Vale a pena alugar uma bicicleta e, com tempo, pedalar com a companhia do mar à descoberta de uma Salonica menos central. Neste passeio fomos até à praia com a pequena capela Agios Nikolaos, instalada num belo ponto aberto à baía, passando pelo edifício da sala de espectáculos Megaro Mousikes Thessalonikes, inaugurada em 2000, e desviando para o interior do bairro Hamidye, onde estão algumas elegantes mansões construídas a partir do final do século 19 pela classe abastada nas então aforas da cidade, o Exohes.

São disso exemplos a Villa Bianca (hoje galeria de arte municipal), a Villa Mordoch, a Villa Kapantzis (também centro cultural) e a Mansão de Ahmet Kapantzis (resistindo entre prédios numa movimentada avenida). Infelizmente, perdemos a Mesquita Yeni Camii, a “nova mesquita”, a última construída na cidade que era ainda otomana, em 1902.

Para o final deixamos os museus de Salonica, dois deles de visita obrigatória. O Museu Arqueológico de Salonica, instalado num edifício de arquitectura modernista de 1962, apresenta obras de arte e artefactos de escavações de toda a Macedónia, revelando a história desde o paleolítico até à antiguidade, abrangendo a formação do reino independente da Macedónia e a sua integração no império romano. Uns impressionantes túmulos estão logo no pátio de entrada, entre pilotis, e também no pátio interior / quintal.

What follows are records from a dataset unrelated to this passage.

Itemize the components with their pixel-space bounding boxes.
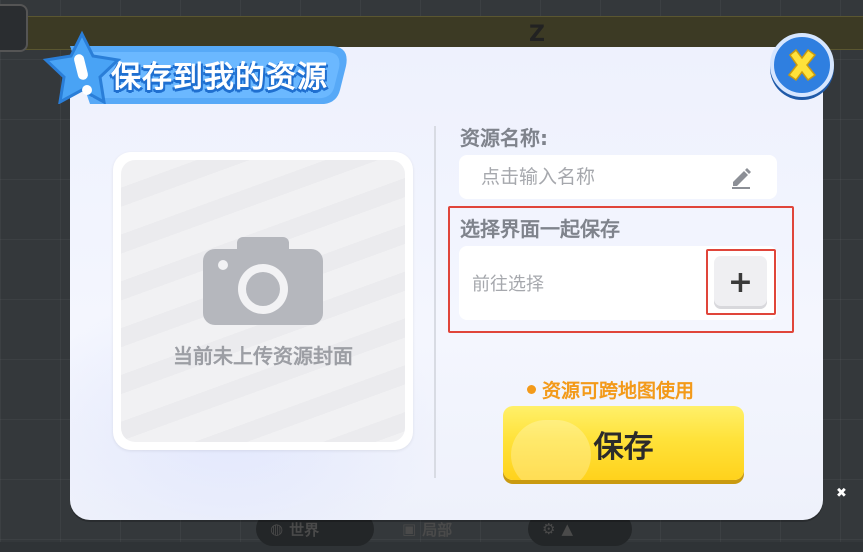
pencil-icon [732,168,751,189]
ui-select-placeholder: 前往选择 [472,274,544,295]
cross-map-note: 资源可跨地图使用 [527,376,694,403]
avatar [0,4,28,52]
top-bar-letter: Z [529,22,545,47]
dialog-title: 保存到我的资源 [111,60,328,95]
resource-name-label: 资源名称: [460,126,548,150]
gear-icon: ⚙ [542,520,556,538]
plus-icon: + [727,265,754,300]
cross-map-note-text: 资源可跨地图使用 [542,380,695,402]
camera-icon [203,237,323,325]
add-ui-button[interactable]: + [714,256,767,309]
ui-select-label: 选择界面一起保存 [460,217,620,241]
cover-label: 当前未上传资源封面 [173,344,353,368]
resource-name-field[interactable] [459,155,777,199]
close-button[interactable] [770,33,834,97]
cover-upload-card[interactable]: 当前未上传资源封面 [113,152,413,450]
cursor-icon: ✖ [836,486,847,501]
close-icon [787,48,817,82]
save-button[interactable]: 保存 [503,406,744,480]
caret-up-icon: ▲ [561,520,573,538]
resource-name-input[interactable] [479,165,723,189]
divider [434,126,436,478]
bullet-dot-icon [527,385,536,394]
globe-icon: ◍ [270,520,284,538]
save-button-label: 保存 [593,430,654,465]
cube-icon: ▣ [402,520,417,538]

Perto está o Museu da Cultura Bizantina, também instalado num edifício de arquitectura diferenciada. O império bizantino foi a continuação do império romano do oriente, quando Constantinopla se tornou capital, em 330. Então, Bizâncio assentou o seu desenvolvimentos na antiga civilização grega, na herança romana e no cristianismo. A queda de Constantinopla face aos otomanos, em 1453, marcou fim do império bizantino e acabou por provocar uma diminuição da população, destruição material e regressão intelectual, social e económica. Mas, ao mesmo tempo, serviu para reforçar a coesão do mundo grego. Assim, neste museu conhecemos uma grande diversidade de objectos de arte e cultura bizantina e pós bizantina (a arte pós bizantina era essencialmente religiosa, relacionado, precisamente, com a subjugação dos gregos face aos otomanos), como modelos de igrejas, casas com mosaicos, túmulos, frescos e ícones. Ícones fantásticos, de uma cor intensamente vermelha, uma imagem perfeita da arte da região para levar na memória.